There is more trouble in interpreting interpretations than in interpreting the things themselves, and there are more books on books than on any other subject. We do nothing but write comments on one another. The whole world is swarming with commentaries; of authors there is a great dearth. (ibid.)
At first take, this contradicts the earlier quotation about getting back to the bible itself--since, indeed, shouldn't it be easier to interpret the book than interpret interpretations of the book? Yet the broader point that each of these quotes lead to is not about getting back to an original meaning of a book; it is not reading the Bible versus reading a commentary on the Bible or any other book. It is about experience. You can learn more about yourself, how do adjudicate yourself, and guide yourself through your own life's experiences rather than through reading the Bible, Cicero, etc. To truly know oneself, as the oracle at Delphi says, is to know the only thing you can possibly know:
I would rather understand myself well by self-study than by reading Cicero. In the experience that I have of myself I find enough to make me wise, if I were a good scholar. Anyone who recalls the violence of his past anger, and to what a pitch his excitement carried him, will see its ugliness better than in Aristotle, and will conceive a juster hatred for it. Anyone who remembers the ills he has undergone and those that have threatened him, and the trivial happenings that have brought him from one state to another, thereby prepares himself for future changes and for the understanding of his condition. (ibid.)
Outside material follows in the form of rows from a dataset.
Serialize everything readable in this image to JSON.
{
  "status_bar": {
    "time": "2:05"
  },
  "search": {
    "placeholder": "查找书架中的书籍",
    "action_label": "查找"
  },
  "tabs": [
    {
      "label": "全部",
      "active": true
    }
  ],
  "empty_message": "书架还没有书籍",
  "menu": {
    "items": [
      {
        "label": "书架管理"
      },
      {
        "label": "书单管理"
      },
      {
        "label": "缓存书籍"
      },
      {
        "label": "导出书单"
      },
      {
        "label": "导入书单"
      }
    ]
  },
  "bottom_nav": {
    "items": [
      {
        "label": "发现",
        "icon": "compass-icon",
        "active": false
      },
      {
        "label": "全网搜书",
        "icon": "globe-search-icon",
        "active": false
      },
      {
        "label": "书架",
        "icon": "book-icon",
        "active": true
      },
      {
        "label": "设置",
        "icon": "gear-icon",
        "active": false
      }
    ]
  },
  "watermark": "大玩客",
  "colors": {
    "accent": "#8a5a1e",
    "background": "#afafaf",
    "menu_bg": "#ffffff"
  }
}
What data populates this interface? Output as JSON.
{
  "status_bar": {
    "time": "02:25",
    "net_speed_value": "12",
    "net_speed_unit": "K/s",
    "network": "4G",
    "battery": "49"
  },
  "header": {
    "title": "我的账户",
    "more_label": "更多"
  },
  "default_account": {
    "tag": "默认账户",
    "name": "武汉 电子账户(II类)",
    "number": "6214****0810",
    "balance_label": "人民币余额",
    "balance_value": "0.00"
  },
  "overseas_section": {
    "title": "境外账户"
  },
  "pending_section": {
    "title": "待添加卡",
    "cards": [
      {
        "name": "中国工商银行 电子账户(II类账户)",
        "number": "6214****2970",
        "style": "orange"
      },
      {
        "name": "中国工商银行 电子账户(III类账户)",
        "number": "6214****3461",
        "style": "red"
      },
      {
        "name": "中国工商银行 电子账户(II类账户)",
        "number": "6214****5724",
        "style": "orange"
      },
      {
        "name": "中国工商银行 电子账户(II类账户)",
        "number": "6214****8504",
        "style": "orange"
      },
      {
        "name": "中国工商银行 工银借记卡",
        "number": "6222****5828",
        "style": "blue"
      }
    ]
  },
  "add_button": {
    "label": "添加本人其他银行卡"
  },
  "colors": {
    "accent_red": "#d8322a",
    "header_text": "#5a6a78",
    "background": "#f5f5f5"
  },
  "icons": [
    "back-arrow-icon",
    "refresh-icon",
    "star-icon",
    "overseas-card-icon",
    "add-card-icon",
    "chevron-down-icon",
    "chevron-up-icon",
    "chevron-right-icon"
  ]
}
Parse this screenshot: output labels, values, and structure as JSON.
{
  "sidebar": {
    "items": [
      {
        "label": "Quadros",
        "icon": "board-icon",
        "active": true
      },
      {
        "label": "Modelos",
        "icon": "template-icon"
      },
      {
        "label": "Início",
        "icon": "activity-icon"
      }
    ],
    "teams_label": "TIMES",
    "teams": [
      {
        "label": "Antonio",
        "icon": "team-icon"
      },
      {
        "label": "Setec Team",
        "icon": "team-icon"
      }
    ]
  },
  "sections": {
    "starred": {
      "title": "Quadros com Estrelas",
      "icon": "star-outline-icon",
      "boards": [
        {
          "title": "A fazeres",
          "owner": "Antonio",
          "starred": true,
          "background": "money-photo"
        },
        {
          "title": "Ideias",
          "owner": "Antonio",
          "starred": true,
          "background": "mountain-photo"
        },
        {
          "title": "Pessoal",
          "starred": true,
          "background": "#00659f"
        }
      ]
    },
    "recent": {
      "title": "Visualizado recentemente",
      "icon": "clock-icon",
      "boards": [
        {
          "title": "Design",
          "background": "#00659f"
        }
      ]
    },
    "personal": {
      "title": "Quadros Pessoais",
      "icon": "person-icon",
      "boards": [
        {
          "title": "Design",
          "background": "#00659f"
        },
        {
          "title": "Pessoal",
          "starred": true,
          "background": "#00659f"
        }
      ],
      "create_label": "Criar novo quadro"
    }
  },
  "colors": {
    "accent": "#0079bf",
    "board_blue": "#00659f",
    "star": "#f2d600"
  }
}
It takes great courage to analyze oneself this way, to extrapolate life's philosophy out of one's own life's experience, because the conclusion one must come to is difficult. It is rather similar to Socrates' "All I know is that I know nothing." Here is Montaigne's version:
To learn tha tone has said or done a foolish thing, that is nothing; one must learn that one is nothing but a fool, a much more comprehensive and important lesson. (ibid.)
Why is this an important lesson? It is important for the same reason that one cannot claim to know anything, including the original meaning, tone, etc., of any book or interpretation of a book--it leads to humility and flexibility. It removes dogmatism:
Assertion and dogmatism are postiive signs of stupidity. (ibid.)
And, it is quite clear that this assertion and dogmatism come in two basic forms in Montaigne's thought: religion and legal systems. Humility derived from acknowledging one's own foolishness (and society's foolishness), one's inability to know, the lack of rigidity from not concluding, remaining open-ended, appears to be the underlying dynamic of all interactions between people, with oneself, and with your text before you.